Не думать, забыть, не терзать себе душу! В поезде Пискунов успокоился. Очерк, который ему предстояло написать для газеты, был вчерне готов. Делалось это до смешного просто, методом «шиворот-навыворот» — изобретение Жоры Семкина, заведующего отделом писем. Метод хорошо себя зарекомендовал. Сначала надо описать все как есть, а потом как бы вывернуть наизнанку, отпечатать, так сказать, позитив с негатива. Он так и начал, свежо, нестандартно: «Корова смеялась…» Очерк имел успех, даже на летучке похвалили и лишь слегка пожурили: слишком уж розовый. Впрочем, все, конечно, понимали, что вранье.
Предчувствие не обмануло: капли дождя косыми штрихами прочертились на стекле окна. А когда выходил, хлестнуло по лицу из тучи, словно краем мокрого одеяла. Пока до дома добрался, живого места не осталось, промок до нитки.
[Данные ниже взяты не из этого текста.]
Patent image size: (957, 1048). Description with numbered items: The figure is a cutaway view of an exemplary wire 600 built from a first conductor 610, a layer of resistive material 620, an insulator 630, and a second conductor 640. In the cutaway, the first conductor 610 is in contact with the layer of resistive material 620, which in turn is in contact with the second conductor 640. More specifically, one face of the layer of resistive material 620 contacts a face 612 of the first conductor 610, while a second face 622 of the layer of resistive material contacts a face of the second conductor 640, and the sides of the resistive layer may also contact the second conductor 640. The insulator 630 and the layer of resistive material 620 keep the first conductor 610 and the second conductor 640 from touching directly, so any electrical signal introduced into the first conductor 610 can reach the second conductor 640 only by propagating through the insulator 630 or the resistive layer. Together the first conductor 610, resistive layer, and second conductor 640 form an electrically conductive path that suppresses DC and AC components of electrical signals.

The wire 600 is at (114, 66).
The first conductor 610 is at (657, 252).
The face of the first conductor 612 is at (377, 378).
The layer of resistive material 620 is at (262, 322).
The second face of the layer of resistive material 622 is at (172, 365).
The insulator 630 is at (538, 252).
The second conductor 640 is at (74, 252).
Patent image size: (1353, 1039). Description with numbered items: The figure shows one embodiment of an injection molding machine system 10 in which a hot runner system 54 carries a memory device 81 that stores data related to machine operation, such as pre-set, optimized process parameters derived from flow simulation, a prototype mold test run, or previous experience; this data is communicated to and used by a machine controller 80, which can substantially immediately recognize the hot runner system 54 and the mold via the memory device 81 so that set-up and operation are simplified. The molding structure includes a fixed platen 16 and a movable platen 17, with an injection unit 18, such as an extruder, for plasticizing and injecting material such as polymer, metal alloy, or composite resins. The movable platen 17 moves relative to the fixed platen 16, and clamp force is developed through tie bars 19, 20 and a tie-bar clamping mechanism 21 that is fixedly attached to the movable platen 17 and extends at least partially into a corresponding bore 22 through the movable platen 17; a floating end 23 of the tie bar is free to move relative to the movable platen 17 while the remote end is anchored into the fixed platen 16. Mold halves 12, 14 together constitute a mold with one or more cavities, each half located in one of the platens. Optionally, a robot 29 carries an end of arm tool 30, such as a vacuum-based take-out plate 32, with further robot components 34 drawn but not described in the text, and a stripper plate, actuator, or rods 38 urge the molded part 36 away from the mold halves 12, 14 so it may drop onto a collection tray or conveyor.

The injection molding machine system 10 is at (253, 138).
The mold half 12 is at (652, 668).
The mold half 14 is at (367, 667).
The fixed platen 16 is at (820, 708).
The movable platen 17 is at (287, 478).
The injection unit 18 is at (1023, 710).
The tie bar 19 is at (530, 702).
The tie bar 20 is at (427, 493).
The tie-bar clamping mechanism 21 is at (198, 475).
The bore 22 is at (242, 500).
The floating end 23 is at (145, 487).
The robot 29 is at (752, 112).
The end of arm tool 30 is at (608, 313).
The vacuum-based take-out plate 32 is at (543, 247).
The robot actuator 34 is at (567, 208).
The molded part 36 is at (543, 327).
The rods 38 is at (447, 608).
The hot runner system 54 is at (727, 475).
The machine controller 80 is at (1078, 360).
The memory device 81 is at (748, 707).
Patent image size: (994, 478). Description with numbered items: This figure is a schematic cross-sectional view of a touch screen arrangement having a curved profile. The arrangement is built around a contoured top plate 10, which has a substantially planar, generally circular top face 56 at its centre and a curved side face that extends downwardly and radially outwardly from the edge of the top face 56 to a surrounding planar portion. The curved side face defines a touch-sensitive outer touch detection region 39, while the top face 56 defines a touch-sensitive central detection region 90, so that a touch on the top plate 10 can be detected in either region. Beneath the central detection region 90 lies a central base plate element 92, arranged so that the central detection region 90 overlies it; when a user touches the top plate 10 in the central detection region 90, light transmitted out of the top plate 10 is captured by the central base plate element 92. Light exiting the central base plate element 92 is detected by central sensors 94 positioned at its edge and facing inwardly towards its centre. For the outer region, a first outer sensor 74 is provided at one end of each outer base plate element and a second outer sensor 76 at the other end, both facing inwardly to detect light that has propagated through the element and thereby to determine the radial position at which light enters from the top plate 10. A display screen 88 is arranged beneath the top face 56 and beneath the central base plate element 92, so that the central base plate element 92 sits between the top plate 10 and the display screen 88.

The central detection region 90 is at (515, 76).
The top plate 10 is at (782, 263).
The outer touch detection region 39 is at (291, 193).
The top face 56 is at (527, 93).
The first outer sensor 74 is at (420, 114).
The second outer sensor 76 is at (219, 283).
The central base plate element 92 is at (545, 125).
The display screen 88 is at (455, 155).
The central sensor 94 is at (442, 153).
А тут неожиданность. Потянул за ручку, а дверь-то не заперта, вот так номер! Валентина, жуткая трусиха, на все запоры запирается даже днем. Крикнул прямо с порога:
— Валька, не бойся! Это я приехал!
— Событие мирового значения, по телевизору покажут в «Новостях»! — Вышла навстречу в халатике на голое тело, как он и ожидал. Пискунов жадно сосредоточился. Но рука предупреждающе навела порядок в хозяйстве. Застегнулась на все пуговицы, несколько даже ритуально. — Сама вижу, кажется, не слепая. — И поджала губы, не портрет, а икона.
Пискунов даже опешил. Вот так прием! А он-то мечтал! Сделал попытку ее обнять — Валентина только плечиком повела: отстань! Да еще и весь мокрый вдобавок.
— Ждала, чтобы уехать. Хотела уже записку оставить. И не пиши, и не звони. Все, все, все! Разошлись, как в море пароходы!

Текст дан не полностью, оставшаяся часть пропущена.